`core.tensor_parallel.inference_layers`#

Module Contents#

Classes#

`InferenceLayerNormColumnParallelLinear`	Inference optimized version of TELayerNormColumnParallelLinear.
`InferenceRowParallelLinear`	Inference optimized version of TERowParallelLinear.

Functions#

_te_rms_norm_kernel

API#

core.tensor_parallel.inference_layers._te_rms_norm_kernel(x: torch.Tensor, weight: torch.Tensor, eps: float)#

class core.tensor_parallel.inference_layers.InferenceLayerNormColumnParallelLinear( input_size: int, output_size: int, *, config: megatron.core.transformer.transformer_config.TransformerConfig, init_method: Callable, gather_output: bool, bias: bool, skip_bias_add: bool, is_expert: bool, stride: int = 1, skip_weight_param_allocation: bool = False, tp_comm_buffer_name: Optional[str] = None, tp_group: Optional[torch.distributed.ProcessGroup] = None, )#

Bases: megatron.core.extensions.transformer_engine.TELayerNormColumnParallelLinear

Inference optimized version of TELayerNormColumnParallelLinear.

Initialization

_maybe_allocate_symmetric_buffer(x: torch.Tensor)#: Attempt to allocate symmetric memory buffer for all-gather.

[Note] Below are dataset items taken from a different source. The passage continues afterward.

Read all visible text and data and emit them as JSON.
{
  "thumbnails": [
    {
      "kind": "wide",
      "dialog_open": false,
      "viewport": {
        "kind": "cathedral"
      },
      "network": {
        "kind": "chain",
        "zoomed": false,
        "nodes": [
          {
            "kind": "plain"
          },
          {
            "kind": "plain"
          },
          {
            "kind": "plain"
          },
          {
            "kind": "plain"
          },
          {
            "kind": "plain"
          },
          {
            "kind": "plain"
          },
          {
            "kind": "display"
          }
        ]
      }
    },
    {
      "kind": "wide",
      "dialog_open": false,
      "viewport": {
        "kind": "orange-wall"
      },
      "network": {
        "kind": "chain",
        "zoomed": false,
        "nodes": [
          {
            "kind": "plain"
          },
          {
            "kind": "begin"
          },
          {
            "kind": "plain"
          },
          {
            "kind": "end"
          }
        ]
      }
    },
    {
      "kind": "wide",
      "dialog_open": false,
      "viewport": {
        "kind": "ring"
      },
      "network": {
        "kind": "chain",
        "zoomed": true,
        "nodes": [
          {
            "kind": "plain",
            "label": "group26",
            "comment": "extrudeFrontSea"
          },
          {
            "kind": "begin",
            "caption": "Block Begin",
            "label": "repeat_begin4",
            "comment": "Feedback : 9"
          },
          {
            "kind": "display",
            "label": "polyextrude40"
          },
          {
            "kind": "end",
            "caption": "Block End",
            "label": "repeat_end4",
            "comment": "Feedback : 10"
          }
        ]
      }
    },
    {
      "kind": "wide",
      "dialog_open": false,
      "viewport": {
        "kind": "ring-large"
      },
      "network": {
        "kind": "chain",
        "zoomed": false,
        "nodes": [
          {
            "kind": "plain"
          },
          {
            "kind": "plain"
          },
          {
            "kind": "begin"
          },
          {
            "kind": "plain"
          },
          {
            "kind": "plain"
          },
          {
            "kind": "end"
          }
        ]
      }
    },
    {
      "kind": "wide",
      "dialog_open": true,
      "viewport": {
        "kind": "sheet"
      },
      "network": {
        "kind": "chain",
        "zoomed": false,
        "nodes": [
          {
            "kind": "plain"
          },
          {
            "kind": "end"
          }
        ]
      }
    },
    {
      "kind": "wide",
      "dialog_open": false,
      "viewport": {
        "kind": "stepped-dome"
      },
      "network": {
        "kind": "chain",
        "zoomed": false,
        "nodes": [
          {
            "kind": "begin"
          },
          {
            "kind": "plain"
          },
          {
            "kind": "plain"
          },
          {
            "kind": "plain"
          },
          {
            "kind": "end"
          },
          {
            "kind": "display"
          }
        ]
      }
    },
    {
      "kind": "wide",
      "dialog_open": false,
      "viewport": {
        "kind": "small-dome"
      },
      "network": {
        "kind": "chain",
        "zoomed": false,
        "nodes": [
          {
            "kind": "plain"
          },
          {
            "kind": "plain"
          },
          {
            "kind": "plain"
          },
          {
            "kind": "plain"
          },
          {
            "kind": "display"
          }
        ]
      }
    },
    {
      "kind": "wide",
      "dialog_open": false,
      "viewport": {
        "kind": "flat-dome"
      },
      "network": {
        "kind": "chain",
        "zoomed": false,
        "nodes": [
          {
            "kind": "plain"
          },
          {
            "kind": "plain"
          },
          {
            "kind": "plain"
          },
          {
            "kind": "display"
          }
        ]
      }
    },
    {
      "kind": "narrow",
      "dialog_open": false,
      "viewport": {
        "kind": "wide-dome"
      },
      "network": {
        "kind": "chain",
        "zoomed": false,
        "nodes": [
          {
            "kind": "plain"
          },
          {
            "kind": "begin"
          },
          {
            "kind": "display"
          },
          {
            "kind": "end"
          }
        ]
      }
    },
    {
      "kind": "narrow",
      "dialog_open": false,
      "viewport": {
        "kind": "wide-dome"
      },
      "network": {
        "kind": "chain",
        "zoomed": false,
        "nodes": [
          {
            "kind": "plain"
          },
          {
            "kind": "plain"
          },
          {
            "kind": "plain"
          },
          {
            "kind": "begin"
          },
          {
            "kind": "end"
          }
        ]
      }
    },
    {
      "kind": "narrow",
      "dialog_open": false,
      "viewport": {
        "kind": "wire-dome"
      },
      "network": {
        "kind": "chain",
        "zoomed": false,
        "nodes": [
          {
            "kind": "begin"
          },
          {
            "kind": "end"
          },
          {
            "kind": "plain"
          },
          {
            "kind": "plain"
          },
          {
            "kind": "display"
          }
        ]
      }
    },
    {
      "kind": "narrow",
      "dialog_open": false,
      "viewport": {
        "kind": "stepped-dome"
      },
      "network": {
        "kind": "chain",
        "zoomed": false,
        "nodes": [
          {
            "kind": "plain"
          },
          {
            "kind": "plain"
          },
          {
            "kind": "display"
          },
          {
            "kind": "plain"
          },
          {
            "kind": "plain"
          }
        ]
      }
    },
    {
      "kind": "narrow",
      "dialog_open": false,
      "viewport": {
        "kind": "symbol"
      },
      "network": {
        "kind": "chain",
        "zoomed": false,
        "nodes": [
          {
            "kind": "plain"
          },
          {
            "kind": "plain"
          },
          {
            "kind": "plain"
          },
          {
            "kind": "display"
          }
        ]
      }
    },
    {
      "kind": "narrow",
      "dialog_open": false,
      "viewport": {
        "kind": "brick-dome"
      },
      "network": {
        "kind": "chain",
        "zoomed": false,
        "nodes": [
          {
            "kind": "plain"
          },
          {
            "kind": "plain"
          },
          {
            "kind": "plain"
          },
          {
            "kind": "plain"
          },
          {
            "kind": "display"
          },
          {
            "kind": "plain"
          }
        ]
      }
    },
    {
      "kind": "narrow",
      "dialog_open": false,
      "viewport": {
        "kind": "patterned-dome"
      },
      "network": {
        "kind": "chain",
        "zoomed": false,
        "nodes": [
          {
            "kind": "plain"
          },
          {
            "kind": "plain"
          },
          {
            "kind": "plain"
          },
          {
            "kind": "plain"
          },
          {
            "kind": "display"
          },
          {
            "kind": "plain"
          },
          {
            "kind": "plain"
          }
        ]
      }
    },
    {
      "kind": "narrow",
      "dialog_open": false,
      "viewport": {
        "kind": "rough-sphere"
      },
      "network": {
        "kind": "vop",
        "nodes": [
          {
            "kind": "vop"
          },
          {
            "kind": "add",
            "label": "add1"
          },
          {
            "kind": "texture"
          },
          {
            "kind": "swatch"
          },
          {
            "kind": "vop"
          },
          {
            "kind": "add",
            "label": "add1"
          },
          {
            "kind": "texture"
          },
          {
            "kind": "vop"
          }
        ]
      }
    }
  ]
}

_all_gather(x: torch.Tensor, symm_mem_buffer: dict) → None#: Attempt an NVLS all-gather into symmetric memory. If not possible, revert to torch dist (NCCL) all-gather.

forward(x: torch.Tensor) → Tuple[torch.Tensor, None]#: Forward pass.

class core.tensor_parallel.inference_layers.InferenceRowParallelLinear( input_size: int, output_size: int, *, config: megatron.core.model_parallel_config.ModelParallelConfig, init_method: Callable, bias: bool, input_is_parallel: bool, skip_bias_add: bool, is_expert: bool, tp_comm_buffer_name: Optional[str] = None, tp_group: Optional[torch.distributed.ProcessGroup] = None, )#

Bases: megatron.core.extensions.transformer_engine.TERowParallelLinear

Inference optimized version of TERowParallelLinear.